Massachusetts does have a $448 million state financial-aid program, officially called the Healthcare Safety Net, that patients can apply for, to help reimburse hospitals for some of the cost for uncompensated care. But because McNamara is a New Hampshire resident, she doesn't qualify. And though Tufts said in an e-mail to NEWSWEEK that they've provided nearly $159 million in medical charity care over the last five years, McNamara says she hasn't been offered a dime. A Tufts spokeswoman told NEWSWEEK that patient privacy laws barred them from confirming McNamara as a patient or providing details about her care. "The issue of the uninsured is a matter of great concern for our country, and we and other hospitals are committed to finding long-term solutions," the hospital said by e-mail (See Editor's Note).
McNamara, meanwhile, has started getting collection notices in the mail, and she worries she might lose her home. The Fair Credit Reporting Act allows medical providers to report medical debts to credit reporting agencies but forbids them from indicating what treatments were involved. But rather than report delinquent accounts to credit agencies outright, hospitals often send them—or, ever more frequently, sell them—to outside collection agencies, which are more than happy to do the dirty work for them. That means threatening phone calls, lawsuits—and, in some states, agencies even going after spouses or grown children. (According to a 2003 Federal Reserve study, 52 percent of collection records that appear on credit reports are related to medical debts.)
The American Hospital Association provides guidelines on debt-collection practices—recommending that each patient receive financial counseling with appropriately trained staff, and that costs be reasonable. A number of states, meanwhile, have taken action to make sure such guidelines are mandatory. In 2007, the Minnesota attorney general signed an agreement with 50 hospitals on debt-collection practices that included a promise to offer discounts to uninsured patients with limited incomes. In New York, a 2006 law allows patients to pay in installments, and prohibits creditors from foreclosing on a patient's home. California hospitals must provide uninsured and underinsured families a 150-day period during which they can negotiate their bills before they can be sent to collection.
Those laws are good, says Chi Chi Wu, an attorney with the National Consumer Law Center, but they're by no means standard.
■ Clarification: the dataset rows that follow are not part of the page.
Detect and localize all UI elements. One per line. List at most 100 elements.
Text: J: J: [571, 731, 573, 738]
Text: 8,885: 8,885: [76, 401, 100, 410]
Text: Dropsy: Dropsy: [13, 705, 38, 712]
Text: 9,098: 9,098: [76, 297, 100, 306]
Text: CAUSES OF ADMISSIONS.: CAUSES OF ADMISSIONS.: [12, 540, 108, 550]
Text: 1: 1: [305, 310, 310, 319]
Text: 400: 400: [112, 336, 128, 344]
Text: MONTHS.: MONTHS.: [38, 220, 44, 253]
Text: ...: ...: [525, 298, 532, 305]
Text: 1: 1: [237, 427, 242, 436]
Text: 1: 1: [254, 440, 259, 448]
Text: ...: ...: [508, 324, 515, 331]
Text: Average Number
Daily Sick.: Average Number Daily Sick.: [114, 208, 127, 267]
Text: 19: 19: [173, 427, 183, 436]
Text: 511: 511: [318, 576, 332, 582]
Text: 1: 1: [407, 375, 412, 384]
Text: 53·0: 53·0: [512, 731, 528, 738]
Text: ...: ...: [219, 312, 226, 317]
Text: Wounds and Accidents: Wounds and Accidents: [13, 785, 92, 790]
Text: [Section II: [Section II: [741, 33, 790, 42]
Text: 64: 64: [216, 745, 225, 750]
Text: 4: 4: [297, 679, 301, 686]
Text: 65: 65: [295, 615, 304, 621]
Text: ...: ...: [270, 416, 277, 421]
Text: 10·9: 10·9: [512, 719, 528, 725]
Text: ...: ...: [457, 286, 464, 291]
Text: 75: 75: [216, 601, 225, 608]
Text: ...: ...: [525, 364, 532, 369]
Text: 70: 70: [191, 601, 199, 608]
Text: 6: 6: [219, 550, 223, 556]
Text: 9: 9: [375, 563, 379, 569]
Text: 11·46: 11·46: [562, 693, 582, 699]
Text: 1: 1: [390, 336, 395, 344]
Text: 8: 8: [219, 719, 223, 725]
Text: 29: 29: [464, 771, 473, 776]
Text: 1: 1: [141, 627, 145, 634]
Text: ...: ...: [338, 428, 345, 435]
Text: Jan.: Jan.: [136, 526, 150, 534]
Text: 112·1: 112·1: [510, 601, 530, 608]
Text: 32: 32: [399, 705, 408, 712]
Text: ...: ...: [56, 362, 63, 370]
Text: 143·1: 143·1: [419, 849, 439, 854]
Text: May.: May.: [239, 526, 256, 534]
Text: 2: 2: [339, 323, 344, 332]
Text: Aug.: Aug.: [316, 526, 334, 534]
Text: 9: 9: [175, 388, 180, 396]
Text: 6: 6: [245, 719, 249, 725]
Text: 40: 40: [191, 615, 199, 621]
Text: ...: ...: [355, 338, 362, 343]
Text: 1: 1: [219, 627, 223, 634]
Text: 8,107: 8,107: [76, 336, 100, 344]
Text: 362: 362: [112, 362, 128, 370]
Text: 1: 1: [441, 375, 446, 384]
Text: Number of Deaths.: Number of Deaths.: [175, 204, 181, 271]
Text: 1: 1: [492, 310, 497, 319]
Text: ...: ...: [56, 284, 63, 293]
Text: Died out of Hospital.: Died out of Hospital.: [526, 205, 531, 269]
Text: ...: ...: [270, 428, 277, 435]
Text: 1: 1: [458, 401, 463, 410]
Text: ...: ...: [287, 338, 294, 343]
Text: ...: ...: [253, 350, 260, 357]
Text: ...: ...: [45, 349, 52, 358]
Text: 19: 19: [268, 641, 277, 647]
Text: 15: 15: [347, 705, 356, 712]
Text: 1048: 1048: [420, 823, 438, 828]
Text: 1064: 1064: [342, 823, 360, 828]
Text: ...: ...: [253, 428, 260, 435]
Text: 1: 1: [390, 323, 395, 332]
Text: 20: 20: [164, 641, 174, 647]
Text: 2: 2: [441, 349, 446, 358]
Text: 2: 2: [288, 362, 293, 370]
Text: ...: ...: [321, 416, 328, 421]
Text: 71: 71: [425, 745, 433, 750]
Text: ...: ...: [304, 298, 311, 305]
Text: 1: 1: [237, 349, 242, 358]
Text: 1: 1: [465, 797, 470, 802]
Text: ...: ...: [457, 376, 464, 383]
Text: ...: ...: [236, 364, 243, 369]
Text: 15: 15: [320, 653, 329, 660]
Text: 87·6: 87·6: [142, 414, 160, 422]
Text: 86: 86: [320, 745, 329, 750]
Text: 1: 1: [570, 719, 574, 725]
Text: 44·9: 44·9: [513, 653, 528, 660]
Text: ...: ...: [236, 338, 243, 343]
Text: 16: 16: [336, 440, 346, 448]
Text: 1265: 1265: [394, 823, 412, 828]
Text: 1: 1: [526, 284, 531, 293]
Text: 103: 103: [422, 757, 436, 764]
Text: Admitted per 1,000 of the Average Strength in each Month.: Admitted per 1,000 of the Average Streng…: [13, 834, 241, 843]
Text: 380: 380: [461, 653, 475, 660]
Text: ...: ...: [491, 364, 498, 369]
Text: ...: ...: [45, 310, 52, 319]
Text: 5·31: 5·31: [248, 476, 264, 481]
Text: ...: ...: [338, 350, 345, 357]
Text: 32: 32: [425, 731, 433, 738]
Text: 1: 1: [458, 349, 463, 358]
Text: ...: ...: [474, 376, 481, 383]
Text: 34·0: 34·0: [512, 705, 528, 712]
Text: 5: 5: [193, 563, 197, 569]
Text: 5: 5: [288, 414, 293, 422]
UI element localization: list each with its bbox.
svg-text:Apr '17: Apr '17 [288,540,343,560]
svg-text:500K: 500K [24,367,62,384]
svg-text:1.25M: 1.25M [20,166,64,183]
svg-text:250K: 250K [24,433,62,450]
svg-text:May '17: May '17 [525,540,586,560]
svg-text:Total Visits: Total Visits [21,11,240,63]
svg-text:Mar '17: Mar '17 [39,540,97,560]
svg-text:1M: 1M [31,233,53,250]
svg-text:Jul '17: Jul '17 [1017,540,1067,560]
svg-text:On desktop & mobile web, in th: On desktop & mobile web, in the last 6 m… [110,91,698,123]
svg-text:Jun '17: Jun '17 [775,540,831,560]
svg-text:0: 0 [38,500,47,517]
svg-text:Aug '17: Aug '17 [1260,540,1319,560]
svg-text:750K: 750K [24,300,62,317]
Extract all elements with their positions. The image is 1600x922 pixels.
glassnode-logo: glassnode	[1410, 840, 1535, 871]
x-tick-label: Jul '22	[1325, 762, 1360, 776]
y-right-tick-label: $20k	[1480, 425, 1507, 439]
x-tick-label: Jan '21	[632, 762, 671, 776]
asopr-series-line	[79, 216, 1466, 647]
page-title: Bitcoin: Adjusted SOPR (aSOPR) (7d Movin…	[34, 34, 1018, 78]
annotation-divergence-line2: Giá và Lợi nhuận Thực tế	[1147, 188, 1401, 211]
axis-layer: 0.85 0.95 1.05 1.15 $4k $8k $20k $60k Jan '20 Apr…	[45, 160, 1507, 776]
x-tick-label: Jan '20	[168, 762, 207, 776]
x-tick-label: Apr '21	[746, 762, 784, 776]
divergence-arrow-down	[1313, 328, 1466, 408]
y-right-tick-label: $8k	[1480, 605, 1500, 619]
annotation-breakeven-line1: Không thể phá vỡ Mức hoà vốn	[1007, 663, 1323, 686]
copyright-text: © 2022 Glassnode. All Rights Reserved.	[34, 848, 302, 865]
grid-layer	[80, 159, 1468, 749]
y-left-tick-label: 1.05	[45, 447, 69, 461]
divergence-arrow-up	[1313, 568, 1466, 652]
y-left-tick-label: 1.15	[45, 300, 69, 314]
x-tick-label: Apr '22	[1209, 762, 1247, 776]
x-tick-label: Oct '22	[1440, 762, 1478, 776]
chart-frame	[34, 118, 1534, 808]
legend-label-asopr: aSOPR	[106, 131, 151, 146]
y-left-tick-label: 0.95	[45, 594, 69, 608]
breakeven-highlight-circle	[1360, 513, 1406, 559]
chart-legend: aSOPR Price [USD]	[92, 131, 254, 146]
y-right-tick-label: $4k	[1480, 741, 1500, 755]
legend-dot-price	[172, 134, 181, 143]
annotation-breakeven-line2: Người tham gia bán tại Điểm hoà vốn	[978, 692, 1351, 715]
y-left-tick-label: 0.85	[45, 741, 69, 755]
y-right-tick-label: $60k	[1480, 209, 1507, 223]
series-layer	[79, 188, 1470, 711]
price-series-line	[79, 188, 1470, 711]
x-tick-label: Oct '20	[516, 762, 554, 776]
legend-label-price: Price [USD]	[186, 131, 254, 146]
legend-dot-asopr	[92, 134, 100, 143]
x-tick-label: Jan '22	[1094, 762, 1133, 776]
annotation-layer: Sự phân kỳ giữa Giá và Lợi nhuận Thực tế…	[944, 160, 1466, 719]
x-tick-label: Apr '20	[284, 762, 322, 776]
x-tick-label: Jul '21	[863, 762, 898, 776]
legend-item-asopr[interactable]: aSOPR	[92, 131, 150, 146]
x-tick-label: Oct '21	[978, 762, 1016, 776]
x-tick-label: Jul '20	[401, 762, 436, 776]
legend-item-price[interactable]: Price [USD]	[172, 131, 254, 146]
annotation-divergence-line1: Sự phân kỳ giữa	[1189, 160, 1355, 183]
In fact, one NCLC study showed that more than 70 percent of patients with medical debts are never offered financial assistance from their providers. As James Bentley, a senior vice president for the American Hospital Association, points out, growing medical debt and the economy have put hospitals in a situation where they not only have a responsibility for a patient, but to "maintain themselves as viable and operable within the community." "What we worry about," says Bentley, "is that hospitals will find themselves in a position where it's hard to maintain the policy that they've had."